Hacker News new | ask | show | jobs
by miket 1271 days ago
Any question asking about the letters of words is bound to underwhelm because GPT3 is trained on sub-word tokens, so it does not have random access to individual letters. The word "prime" is tokenized as a single token, instead of 5 characters:

https://beta.openai.com/tokenizer

2 comments

I’ve seen this said before, but it’s quite clear from the responses that it understands that prime has 5 letters.
Now try a gibberish word. A human could count the number of letters but ChatGPT can only approximate it.
Me: How many letters are in the word “smorgle” ?

GPT: There is no word "smorgle" in the English language.

Me: I never said it was English.

GPT: I apologize for assuming that "smorgle" was a word in the English language. Without any further context or information about the word "smorgle," I am unable to determine how many letters it has or provide any additional information about it.

Me: Count the letters

GPT: If you would like me to count the letters in the word "smorgle," it has 7 letters.

I’m so trained to double checking anything it says, I quickly confirmed that smorgle does indeed have 7 letters.
Me: I’ve made up a word called “mlaizapf”. Can you count the number of letters?

ChatGPT: Sure! "Mlaizapf" has 8 letters.

--

Me: How about this word: “spoofydoofaplixader”

ChatGPT: Spoofydoofaplixader" has 18 letters.

--

Me: How about the following words: "ghottiaopepinopepotorzey", "zazzamataz", and "maaq"

Gpt: Here are the number of letters in each word:

* "Ghottiaopepinopepotorzey" has 23 letters.

* "Zazzamataz" has 10 letters.

* "Maaq" has 4 letters.

Is there anything else I can help with?

------

It got all of them correct except for "ghottiaopepinopepotorzey" which has 24 letters, not 23.

Very interesting... It seems similar to its math abilities, where it struggles with bigger numbers or more complex problems.

I asked it a bunch of gibberish words and it got them all correct.
My mental model is that if you give it real words, it uses approximately one token per word, and it may or may not know how many letters are in the word - it will have learned how many letters there are only if that information was in its training.

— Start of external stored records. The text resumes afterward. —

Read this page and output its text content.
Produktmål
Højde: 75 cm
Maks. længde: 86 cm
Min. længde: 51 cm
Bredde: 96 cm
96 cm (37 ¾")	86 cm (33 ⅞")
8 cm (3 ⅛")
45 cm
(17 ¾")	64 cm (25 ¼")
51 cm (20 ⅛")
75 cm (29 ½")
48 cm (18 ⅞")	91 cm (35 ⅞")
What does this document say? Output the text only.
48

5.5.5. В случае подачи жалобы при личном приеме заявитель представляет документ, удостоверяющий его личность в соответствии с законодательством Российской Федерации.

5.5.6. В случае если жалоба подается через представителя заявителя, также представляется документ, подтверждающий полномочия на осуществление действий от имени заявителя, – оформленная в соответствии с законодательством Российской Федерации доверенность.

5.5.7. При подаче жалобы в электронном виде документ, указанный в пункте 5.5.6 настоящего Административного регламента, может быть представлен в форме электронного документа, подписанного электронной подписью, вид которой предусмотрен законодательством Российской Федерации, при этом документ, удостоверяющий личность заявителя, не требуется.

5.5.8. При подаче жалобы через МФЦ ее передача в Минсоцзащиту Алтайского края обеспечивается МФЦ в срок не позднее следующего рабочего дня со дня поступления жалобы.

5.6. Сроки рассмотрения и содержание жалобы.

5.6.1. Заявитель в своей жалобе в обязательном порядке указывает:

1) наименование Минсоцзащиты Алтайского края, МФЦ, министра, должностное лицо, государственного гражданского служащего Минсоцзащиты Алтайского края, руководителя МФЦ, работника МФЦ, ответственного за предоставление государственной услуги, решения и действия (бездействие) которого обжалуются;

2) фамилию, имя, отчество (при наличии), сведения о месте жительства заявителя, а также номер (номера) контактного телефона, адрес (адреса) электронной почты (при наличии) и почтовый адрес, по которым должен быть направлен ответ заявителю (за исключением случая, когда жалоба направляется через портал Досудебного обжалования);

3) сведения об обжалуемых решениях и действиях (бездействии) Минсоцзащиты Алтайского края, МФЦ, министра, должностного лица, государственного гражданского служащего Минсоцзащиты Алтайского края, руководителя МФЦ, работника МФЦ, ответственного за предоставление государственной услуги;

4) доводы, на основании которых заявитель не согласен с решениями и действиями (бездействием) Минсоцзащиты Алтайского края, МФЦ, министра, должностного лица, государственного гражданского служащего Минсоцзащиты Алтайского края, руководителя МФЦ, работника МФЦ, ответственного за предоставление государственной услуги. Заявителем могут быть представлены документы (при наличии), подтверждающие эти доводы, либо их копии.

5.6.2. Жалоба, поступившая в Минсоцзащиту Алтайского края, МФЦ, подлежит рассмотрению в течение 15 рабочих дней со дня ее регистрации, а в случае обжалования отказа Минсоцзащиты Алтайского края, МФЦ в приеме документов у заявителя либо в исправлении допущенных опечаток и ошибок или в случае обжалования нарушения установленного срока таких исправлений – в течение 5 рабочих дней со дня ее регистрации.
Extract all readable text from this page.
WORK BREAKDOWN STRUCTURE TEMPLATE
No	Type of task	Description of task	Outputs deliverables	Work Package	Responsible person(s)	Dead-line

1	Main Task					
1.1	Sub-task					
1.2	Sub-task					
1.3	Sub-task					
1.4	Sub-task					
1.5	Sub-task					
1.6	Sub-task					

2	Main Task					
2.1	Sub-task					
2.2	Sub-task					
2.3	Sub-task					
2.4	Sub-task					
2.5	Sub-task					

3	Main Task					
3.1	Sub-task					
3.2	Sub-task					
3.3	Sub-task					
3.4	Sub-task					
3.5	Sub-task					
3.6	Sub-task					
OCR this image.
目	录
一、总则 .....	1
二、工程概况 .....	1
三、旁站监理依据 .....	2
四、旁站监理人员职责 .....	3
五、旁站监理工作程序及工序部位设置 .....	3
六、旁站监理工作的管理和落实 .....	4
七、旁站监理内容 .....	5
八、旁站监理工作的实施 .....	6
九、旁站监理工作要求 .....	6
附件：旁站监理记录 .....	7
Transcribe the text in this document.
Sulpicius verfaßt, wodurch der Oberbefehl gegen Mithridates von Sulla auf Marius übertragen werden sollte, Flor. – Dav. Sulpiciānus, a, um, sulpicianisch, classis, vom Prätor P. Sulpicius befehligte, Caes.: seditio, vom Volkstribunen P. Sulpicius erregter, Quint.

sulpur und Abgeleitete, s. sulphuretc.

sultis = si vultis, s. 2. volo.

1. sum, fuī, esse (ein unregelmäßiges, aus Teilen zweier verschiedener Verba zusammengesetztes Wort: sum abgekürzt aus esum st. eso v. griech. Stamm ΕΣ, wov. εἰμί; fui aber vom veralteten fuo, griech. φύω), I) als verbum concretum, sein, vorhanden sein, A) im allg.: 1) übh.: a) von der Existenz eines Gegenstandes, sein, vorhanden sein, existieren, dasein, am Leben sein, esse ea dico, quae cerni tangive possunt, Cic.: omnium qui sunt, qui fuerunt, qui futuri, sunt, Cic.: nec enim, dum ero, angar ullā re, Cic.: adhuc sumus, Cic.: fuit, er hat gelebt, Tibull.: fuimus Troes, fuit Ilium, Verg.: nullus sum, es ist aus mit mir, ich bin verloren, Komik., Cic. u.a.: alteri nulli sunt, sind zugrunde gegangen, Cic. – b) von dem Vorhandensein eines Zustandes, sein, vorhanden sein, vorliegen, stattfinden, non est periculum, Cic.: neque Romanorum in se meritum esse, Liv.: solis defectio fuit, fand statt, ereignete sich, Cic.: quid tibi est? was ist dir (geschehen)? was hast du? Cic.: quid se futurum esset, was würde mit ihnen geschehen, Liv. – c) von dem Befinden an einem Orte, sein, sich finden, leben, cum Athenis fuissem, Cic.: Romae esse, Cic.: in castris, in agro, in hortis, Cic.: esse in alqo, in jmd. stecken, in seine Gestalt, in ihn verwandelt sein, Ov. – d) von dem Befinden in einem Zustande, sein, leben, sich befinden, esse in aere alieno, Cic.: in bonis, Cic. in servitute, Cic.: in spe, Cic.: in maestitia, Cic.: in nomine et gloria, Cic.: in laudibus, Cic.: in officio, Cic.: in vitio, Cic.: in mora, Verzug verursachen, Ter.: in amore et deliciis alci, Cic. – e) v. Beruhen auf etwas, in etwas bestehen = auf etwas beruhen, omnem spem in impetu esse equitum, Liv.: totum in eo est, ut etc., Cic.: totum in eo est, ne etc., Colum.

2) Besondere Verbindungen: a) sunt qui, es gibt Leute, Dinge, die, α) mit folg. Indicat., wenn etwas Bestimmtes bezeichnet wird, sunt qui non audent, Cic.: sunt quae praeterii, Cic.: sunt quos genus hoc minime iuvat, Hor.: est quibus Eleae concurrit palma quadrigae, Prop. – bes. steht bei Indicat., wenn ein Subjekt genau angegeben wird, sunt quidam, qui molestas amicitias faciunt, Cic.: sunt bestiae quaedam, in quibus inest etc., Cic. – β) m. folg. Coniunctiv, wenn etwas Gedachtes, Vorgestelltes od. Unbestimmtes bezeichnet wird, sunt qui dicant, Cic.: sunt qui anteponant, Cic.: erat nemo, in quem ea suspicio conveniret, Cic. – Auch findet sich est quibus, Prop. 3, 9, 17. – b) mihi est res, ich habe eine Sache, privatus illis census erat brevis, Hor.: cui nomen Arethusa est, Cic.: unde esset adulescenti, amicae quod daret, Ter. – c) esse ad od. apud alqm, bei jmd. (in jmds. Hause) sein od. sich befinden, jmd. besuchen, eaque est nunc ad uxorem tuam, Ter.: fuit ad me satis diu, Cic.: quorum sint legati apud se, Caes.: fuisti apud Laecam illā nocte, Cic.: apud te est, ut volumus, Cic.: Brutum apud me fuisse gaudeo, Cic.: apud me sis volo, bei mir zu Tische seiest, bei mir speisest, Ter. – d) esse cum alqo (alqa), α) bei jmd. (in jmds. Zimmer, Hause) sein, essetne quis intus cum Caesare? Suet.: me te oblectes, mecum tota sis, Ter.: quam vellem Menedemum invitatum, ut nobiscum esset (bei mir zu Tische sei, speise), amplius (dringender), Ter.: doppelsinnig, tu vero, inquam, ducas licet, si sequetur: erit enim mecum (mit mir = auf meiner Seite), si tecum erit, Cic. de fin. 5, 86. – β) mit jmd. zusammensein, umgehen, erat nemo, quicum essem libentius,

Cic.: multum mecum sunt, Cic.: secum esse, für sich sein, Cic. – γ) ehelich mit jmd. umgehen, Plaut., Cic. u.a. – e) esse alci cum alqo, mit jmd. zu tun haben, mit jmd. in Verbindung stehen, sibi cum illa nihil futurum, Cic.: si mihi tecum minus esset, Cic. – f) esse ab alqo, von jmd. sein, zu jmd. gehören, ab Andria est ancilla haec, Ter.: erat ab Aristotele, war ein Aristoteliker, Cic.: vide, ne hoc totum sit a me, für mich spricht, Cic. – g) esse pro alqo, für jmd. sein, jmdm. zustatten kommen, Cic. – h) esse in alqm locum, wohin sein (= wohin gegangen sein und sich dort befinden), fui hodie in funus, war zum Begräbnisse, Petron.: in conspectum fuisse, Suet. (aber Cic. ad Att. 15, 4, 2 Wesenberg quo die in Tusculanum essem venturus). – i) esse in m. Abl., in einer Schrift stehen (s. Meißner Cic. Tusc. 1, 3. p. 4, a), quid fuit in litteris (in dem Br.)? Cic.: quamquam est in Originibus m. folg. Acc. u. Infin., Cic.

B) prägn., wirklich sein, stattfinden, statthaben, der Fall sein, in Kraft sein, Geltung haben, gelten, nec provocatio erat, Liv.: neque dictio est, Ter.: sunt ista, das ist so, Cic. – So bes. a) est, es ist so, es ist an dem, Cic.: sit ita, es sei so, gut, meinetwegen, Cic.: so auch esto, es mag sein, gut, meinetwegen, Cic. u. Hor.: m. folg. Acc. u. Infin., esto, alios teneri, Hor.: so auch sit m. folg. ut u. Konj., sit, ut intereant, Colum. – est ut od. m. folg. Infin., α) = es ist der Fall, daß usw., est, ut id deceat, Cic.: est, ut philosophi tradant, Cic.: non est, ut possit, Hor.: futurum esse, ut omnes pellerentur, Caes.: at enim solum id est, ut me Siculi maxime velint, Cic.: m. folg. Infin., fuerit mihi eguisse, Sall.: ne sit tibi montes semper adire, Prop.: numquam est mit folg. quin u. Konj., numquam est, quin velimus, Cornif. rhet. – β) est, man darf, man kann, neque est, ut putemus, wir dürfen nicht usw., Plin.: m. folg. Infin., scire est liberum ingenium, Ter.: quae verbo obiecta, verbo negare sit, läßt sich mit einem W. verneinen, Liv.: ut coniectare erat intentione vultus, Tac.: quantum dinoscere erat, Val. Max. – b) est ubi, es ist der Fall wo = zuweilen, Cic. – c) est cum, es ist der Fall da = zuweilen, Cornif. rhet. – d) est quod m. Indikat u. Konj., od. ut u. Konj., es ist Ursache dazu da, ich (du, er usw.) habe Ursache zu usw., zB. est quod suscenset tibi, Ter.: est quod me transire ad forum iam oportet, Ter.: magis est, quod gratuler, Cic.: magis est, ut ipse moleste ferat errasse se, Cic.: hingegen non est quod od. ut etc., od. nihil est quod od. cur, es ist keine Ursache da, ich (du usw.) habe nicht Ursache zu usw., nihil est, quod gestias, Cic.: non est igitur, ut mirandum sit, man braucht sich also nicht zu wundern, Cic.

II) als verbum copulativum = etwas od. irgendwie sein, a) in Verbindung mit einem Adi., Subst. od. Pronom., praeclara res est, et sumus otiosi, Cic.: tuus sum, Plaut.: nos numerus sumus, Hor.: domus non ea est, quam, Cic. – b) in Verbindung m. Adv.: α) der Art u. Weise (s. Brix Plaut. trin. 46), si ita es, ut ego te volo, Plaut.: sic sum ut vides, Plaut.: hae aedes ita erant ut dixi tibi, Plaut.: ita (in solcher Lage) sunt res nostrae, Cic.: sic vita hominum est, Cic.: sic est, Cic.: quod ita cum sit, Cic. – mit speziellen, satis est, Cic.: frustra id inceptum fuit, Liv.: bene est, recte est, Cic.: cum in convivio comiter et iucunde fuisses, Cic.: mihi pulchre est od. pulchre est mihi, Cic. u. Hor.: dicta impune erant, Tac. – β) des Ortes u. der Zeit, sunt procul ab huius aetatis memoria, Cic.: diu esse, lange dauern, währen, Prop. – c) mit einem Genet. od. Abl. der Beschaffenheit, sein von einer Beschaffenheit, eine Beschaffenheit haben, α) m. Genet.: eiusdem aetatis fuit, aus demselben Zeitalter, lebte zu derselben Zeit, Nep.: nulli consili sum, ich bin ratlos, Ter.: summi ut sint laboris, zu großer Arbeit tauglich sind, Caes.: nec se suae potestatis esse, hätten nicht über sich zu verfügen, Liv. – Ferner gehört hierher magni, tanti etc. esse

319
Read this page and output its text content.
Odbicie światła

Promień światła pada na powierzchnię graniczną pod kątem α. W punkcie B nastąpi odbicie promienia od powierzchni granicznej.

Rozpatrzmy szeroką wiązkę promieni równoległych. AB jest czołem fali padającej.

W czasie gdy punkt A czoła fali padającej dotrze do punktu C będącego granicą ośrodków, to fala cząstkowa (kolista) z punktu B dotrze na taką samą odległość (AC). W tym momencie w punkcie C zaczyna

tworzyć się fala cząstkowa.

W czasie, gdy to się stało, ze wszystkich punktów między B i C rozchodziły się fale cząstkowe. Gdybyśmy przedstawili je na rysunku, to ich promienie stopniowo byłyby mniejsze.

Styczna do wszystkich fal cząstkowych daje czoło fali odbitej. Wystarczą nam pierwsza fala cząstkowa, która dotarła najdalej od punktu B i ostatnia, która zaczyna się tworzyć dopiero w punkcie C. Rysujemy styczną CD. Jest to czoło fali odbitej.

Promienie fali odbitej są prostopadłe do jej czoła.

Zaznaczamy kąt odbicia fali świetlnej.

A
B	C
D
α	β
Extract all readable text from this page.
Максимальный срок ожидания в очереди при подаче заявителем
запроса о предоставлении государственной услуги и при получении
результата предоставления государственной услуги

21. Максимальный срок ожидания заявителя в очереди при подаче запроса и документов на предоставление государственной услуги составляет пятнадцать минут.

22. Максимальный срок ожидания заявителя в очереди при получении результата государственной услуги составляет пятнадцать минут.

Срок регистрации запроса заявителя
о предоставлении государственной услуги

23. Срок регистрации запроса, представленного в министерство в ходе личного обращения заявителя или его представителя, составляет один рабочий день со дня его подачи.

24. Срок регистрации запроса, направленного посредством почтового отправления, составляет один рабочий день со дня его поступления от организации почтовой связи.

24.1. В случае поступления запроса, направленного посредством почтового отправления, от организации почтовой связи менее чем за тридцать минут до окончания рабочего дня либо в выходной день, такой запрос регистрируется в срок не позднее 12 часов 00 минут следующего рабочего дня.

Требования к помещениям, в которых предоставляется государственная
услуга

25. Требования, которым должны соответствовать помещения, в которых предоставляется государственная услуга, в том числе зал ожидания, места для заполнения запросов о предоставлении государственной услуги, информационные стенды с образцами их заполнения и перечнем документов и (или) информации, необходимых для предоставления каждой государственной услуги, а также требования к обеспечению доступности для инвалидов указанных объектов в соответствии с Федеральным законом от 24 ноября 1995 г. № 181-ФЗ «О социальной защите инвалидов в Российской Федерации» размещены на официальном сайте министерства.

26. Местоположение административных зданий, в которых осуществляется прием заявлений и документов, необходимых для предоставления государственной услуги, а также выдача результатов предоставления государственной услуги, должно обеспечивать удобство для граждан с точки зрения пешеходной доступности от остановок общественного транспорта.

Just like any other fact it learns about words. It is not counting the letters.

If you give it a gibberish word, it will represent it with one letter per token and be actually able to more or less count tokens in order to figure out how many letters there are.

So this ends up looking like it can count letters in most words, real and fake. Perhaps it would do poorly with real but uncommon words.

>more or less count tokens

Which is what I meant by saying "approximate" because it can "count" the number of tokens.

> it does not have random access to individual letters

this presumes it works by understanding the components of the question and reasoning based on them. But it doesn't access down to that level, instead just guessing the most likely next word based on statistical tricks. so it doesn't need to "know" about letters to generate a reasonable response involving letters.

What do you think hidden layers do?
not familiar with that - what is it?